As for why no one in Rosewood has any memory of Charles’ existence, the DiLaurentis clan apparently moved to the troubled town after he’d already been committed. At the time of his death, Mr. D was out of the country, so Mrs. D had him cremated; there was no funeral. I believe Hanna’s response best sums up my thoughts about this convenient explanation: “No body, no grave, no proof.”

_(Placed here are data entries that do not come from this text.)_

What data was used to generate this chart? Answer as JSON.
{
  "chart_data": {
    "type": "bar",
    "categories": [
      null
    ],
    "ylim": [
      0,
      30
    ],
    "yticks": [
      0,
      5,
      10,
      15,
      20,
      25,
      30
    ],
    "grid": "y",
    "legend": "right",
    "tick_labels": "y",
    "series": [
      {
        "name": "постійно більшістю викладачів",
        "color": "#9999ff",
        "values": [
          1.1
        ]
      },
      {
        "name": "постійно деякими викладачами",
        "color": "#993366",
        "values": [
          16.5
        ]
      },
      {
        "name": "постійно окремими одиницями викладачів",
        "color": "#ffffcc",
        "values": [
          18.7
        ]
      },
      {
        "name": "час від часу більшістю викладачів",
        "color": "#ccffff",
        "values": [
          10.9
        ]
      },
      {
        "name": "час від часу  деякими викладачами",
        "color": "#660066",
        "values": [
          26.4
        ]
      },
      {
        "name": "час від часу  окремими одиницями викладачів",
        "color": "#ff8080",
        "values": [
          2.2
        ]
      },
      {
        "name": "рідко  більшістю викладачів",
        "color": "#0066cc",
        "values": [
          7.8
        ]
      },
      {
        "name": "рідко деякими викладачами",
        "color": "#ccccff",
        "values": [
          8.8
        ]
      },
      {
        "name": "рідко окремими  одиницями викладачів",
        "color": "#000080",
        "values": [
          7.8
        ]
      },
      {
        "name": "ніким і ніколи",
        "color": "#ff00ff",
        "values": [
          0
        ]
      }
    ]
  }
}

When the girls discovered that Charles had only been visited by Alison’s aunt Carol during his Radley stint, Jason conveniently remembered that he tried to stay at Carol’s house while recovering from his fall down the elevator shaft (which we’re now apparently allowed to address again). When he got there, he was surprised to see his own mother, who claimed there was no one else in the house — despite there obviously being someone else there. And since the girls were unable to find any records of Charles’ death, we have to ask: Could he have been alive, and hiding out with Mama D’s help, all this time?
Elsewhere this week…
HIGH TIMES | Because pills are so Season 4, Spencer is turning to a slightly greener substance to help ease her Charles-induced nightmares. (And can you blame her? If I was having flashbacks to my kidnapping, during which I woke up covered in a stranger’s blood, you can bet your doll collection I’d be smoking myself into a delightful stupor.) Ezra did his best to stop Spencer from nomming a batch of his waitress’ special brownies, but Spencer wasn’t exactly in the mood for an after-school lecture — and I can’t say I was, either. Bring on #StonedSpencer!

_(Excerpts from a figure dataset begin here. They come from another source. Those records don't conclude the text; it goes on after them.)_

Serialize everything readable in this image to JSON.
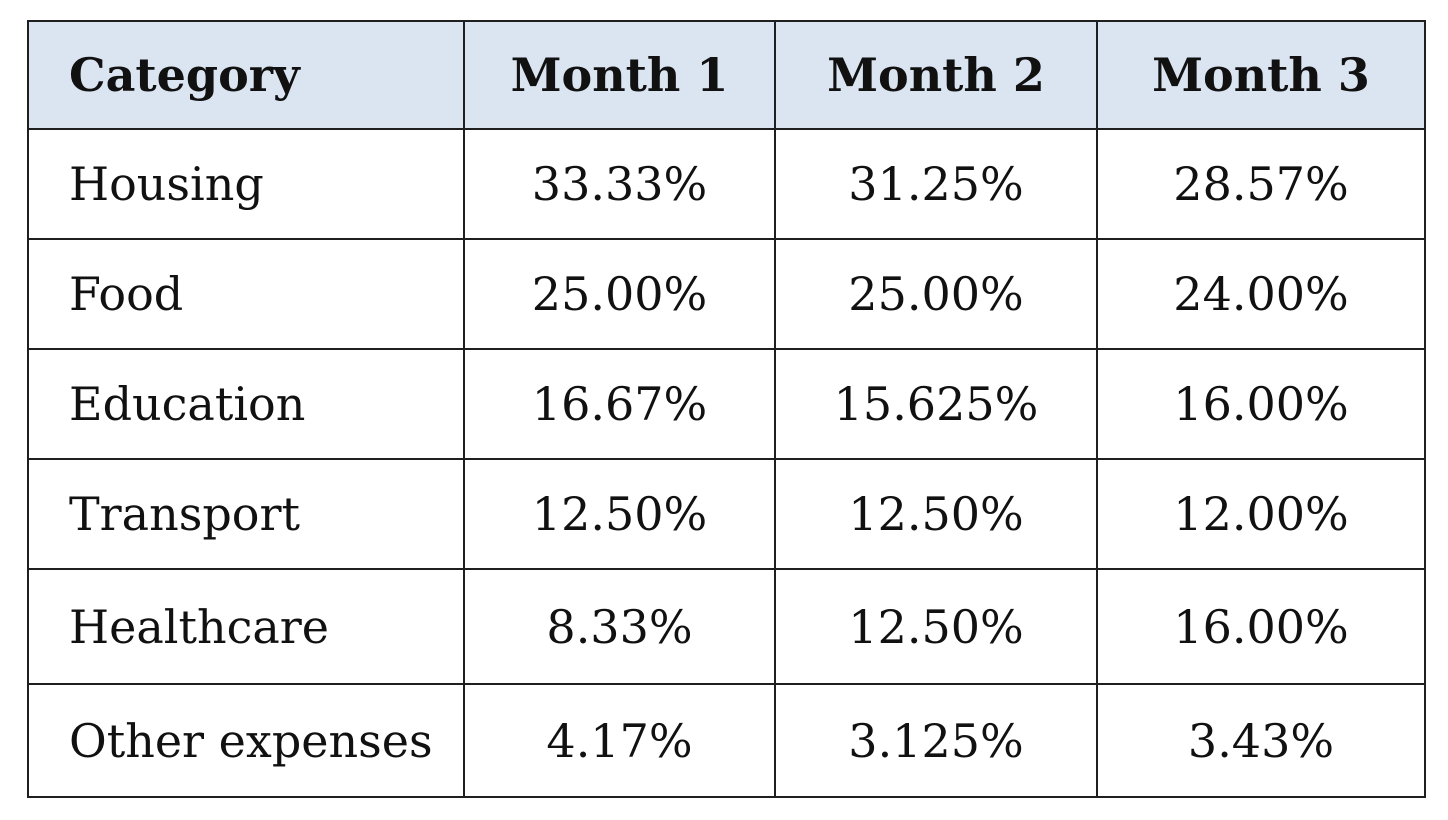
{
  "table": {
    "headers": [
      "Category",
      "Month 1",
      "Month 2",
      "Month 3"
    ],
    "rows": [
      {
        "category": "Housing",
        "values": [
          "33.33%",
          "31.25%",
          "28.57%"
        ]
      },
      {
        "category": "Food",
        "values": [
          "25.00%",
          "25.00%",
          "24.00%"
        ]
      },
      {
        "category": "Education",
        "values": [
          "16.67%",
          "15.625%",
          "16.00%"
        ]
      },
      {
        "category": "Transport",
        "values": [
          "12.50%",
          "12.50%",
          "12.00%"
        ]
      },
      {
        "category": "Healthcare",
        "values": [
          "8.33%",
          "12.50%",
          "16.00%"
        ]
      },
      {
        "category": "Other expenses",
        "values": [
          "4.17%",
          "3.125%",
          "3.43%"
        ]
      }
    ],
    "colors": {
      "header_background": "#dbe4f1",
      "border": "#1f1f1f",
      "text": "#111111"
    }
  }
}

SWIMFAN | My Sara-is-Charles theory is starting to look pretty thin right about now, but fortunately for my ego, my other theory — about Sara and Emily getting their flirt on — appears to be proceeding as predicted. They even shared a moonlight dip, very reminiscent of Emily and Paige’s synchronized night swim from Season 3. Should we start taking bets on when one of the girls will make a first move? (I’m choosing to ignore the potential weirdness with Sara on the roof, but only because I really want Emily to be happy.)
‘WE [ARE] ON A BREAK!’ | But as one Rosewood couple is coming together, another is quickly being torn apart. Yes, friends, Hanna officially told Caleb she needs some “space” after learning that he’d placed a tracker on her car, the latest in a series of overprotective moves that left her feeling suffocated. If I may speak directly to Hanna for a moment… Girl, what are you doing? I know Charles put you through hell, but do you really think kicking this out of bed will help? I mean. I just. Please reconsider.
PICTURE THIS | In addition to learning the twisted origin of Aria’s new haircut — Charles apparently chopped it off, Jan Brady-style, after she refused to color it — we also saw the origin of a potential new relationship. Aria thought she’d suffocate in the darkroom after Charles/”A” locked her inside, but in true PLL fashion, a handsome stranger named Clark showed up just in time to save the day. (Disclaimer: I know I’m guilty of immediately thrusting characters into romantic connections, but with this show, I think I’ve earned that right.)